Geschiktheid van de functies
13. De rechtbank gaat uit van de juistheid van de FML van 9 januari 2024. Eiseres heeft geen arbeidskundige gronden ingebracht, alleen medische gronden. Uitgaande van de juistheid van de bij eiseres vastgestelde beperkingen, bestaat geen reden om te twijfelen aan de passendheid van de door de arbeidsdeskundige bezwaar en beroep geselecteerde functies.

Conclusie en gevolgen

14. Het beroep is ongegrond. Dat betekent dat het bestreden besluit in stand blijft en eiseres dus zij geen WIA-uitkering krijgt. Eiseres krijgt daarom het griffierecht niet terug.

Beslissing

De rechtbank verklaart het beroep ongegrond.
Deze uitspraak is gedaan door mr. M.W.A. Schimmel, rechter, in aanwezigheid van mr. C.L. Fix, griffier. De uitspraak is uitgesproken in het openbaar op 18 maart 2025.
de rechter is verhinderd
de uitspraak te ondertekenen
griffier
rechter
Een afschrift van deze uitspraak is verzonden aan partijen op:

Informatie over hoger beroep

Een partij die het niet eens is met deze uitspraak, kan een hogerberoepschrift sturen naar de Centrale Raad van Beroep waarin wordt uitgelegd waarom deze partij het niet eens is met deze uitspraak.

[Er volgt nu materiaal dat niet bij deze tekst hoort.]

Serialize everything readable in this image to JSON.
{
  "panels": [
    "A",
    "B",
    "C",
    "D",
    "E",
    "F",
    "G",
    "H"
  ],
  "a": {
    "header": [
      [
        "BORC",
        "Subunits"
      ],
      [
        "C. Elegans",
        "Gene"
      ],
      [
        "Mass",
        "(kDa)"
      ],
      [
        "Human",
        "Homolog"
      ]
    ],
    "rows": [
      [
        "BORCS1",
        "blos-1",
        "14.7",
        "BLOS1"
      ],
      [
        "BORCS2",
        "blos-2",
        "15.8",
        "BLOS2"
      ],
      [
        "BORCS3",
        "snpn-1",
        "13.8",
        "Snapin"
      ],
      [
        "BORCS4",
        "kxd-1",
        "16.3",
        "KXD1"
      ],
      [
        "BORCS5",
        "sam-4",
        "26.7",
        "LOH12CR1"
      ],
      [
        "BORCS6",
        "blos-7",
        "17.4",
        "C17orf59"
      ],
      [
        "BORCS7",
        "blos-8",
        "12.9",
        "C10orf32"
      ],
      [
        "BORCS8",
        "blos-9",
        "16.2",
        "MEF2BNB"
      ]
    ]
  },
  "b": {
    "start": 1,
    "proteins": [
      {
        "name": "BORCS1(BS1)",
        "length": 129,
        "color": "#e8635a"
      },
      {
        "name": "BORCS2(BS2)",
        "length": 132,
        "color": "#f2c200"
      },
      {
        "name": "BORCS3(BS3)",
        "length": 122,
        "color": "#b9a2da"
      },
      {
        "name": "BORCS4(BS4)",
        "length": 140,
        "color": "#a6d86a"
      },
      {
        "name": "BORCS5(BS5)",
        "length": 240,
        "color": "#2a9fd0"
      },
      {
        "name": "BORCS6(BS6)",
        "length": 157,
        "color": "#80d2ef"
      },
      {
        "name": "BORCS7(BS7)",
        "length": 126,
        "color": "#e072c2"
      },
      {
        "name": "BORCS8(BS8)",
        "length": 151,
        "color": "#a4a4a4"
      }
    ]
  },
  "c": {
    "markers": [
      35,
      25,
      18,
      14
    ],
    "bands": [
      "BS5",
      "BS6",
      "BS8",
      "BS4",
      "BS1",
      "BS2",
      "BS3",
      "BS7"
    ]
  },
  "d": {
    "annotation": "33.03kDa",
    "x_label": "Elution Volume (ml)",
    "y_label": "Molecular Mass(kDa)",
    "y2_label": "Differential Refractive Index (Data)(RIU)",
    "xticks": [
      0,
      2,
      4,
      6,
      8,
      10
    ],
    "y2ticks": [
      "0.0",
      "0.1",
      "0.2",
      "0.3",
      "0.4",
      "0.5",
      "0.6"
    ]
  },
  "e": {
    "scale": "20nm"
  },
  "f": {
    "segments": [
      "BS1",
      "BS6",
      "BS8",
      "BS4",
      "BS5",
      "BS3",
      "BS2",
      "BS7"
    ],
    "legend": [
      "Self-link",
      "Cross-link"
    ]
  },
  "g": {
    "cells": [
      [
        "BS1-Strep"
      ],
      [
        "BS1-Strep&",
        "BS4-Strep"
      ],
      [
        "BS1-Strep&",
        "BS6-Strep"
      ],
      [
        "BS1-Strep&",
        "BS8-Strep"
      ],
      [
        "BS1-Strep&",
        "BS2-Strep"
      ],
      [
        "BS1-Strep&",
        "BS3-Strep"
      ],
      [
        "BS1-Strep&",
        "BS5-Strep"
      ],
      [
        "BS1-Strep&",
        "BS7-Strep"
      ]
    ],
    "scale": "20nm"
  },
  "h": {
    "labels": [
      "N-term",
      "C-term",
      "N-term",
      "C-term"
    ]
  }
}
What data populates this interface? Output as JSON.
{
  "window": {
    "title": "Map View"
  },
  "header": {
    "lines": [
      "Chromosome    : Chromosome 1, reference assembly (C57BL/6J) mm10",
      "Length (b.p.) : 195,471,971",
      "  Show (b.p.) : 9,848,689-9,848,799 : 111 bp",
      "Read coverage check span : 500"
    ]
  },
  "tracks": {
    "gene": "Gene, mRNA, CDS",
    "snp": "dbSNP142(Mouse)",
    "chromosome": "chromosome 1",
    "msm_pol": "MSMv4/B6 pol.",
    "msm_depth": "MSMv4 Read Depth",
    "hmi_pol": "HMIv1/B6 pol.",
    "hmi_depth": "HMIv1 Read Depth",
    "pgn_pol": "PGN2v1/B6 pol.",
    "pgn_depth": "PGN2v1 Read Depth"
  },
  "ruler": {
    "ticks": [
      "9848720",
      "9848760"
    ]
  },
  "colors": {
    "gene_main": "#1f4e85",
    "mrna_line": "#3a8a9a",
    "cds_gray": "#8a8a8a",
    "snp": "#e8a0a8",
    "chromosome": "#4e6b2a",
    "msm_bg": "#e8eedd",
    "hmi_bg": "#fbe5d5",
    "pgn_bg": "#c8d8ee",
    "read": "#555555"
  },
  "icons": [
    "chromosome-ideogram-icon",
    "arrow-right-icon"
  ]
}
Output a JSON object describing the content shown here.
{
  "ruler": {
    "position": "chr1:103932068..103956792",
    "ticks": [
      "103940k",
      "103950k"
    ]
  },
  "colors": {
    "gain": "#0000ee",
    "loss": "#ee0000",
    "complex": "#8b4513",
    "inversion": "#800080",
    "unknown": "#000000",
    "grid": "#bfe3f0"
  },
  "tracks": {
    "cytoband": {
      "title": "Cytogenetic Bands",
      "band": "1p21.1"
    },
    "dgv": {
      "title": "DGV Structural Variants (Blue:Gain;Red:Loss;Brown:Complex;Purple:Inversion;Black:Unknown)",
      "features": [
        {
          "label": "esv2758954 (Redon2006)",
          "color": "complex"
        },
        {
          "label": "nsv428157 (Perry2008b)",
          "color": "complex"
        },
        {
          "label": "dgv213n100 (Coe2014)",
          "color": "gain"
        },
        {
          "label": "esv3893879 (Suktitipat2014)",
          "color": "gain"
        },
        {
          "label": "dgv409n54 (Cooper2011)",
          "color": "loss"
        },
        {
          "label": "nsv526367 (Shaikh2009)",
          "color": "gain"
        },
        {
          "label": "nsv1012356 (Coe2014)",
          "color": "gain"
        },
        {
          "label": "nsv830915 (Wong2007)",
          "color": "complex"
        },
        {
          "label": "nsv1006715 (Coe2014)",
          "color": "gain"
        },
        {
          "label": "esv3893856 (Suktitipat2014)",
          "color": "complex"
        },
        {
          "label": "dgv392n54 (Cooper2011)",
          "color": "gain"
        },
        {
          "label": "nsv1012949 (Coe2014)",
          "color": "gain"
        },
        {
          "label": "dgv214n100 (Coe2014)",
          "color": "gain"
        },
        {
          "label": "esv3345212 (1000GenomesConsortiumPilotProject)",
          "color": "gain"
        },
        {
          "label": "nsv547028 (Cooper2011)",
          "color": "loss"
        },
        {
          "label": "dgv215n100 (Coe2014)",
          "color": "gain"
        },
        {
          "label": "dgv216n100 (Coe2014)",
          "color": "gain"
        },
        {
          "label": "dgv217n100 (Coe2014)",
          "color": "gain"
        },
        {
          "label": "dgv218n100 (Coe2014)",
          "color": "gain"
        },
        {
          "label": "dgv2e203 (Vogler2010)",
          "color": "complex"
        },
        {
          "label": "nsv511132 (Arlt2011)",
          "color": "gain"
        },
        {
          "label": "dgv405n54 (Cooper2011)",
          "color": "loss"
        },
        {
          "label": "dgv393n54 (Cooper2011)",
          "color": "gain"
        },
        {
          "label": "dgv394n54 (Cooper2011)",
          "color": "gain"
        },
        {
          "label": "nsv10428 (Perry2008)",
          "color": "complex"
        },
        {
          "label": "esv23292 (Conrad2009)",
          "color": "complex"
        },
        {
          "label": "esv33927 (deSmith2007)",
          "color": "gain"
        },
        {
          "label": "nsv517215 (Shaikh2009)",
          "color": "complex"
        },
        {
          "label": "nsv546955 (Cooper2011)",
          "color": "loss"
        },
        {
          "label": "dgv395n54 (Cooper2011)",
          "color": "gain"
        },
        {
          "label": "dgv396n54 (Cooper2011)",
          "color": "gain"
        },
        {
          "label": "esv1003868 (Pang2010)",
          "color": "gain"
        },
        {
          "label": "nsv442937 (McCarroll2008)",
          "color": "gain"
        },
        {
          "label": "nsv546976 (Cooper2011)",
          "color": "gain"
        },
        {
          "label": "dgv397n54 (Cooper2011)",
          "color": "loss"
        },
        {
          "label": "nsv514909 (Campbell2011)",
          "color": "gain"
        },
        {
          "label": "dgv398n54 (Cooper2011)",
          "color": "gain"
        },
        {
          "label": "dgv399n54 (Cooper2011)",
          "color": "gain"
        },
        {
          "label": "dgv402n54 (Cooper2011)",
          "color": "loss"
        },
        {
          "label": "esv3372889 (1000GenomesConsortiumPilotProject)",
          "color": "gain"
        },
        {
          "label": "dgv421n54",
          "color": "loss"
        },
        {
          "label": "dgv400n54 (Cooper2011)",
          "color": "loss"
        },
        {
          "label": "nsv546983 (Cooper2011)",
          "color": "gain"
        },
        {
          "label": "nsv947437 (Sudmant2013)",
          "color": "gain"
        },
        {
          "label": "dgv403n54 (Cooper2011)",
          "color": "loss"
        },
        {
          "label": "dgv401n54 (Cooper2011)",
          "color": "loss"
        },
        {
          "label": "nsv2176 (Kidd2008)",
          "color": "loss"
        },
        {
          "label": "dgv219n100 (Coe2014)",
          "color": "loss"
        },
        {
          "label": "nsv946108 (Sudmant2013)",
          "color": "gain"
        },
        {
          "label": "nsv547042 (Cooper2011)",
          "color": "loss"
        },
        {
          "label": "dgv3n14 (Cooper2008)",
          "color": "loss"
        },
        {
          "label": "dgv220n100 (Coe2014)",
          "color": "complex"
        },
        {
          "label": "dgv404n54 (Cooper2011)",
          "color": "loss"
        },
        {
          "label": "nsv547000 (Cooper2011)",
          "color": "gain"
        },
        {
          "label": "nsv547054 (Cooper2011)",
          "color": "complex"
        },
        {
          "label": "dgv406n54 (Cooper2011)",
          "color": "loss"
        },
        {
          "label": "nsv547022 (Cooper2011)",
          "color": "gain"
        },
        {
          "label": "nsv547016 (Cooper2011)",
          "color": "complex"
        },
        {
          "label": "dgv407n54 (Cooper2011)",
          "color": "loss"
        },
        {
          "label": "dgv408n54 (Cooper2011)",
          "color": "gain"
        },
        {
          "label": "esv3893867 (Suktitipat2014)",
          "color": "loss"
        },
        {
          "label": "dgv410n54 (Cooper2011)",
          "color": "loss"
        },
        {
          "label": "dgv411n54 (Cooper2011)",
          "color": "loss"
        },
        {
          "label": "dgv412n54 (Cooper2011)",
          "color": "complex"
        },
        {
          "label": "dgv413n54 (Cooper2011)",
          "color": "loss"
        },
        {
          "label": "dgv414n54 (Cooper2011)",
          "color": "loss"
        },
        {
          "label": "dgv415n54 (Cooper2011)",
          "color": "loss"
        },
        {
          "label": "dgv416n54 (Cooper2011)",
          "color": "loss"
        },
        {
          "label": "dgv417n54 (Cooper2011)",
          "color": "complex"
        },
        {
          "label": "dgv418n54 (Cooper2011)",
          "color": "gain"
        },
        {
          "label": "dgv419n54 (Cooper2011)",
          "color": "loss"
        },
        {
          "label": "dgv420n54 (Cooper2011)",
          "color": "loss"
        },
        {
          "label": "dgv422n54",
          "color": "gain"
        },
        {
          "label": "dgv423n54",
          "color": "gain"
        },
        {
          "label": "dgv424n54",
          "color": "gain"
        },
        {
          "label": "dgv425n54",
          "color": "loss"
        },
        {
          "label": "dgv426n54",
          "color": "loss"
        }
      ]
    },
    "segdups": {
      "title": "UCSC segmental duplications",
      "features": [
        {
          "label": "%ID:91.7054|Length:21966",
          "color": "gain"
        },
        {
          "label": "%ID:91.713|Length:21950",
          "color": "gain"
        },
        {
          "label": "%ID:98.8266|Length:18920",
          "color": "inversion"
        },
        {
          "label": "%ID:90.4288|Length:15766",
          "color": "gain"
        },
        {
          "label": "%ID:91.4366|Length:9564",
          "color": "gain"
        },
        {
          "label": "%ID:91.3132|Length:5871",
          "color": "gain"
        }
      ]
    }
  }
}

Het hogerberoepschrift moet worden ingediend binnen zes weken na de dag waarop deze uitspraak is verzonden.
Digitaal hoger beroep instellen kan via “Formulieren en inloggen” op www.rechtspraak.nl. Hoger beroep instellen kan eventueel ook nog steeds door verzending van een brief aan de Centrale Raad van beroep, Postbus 16002, 3500 DA Utrecht.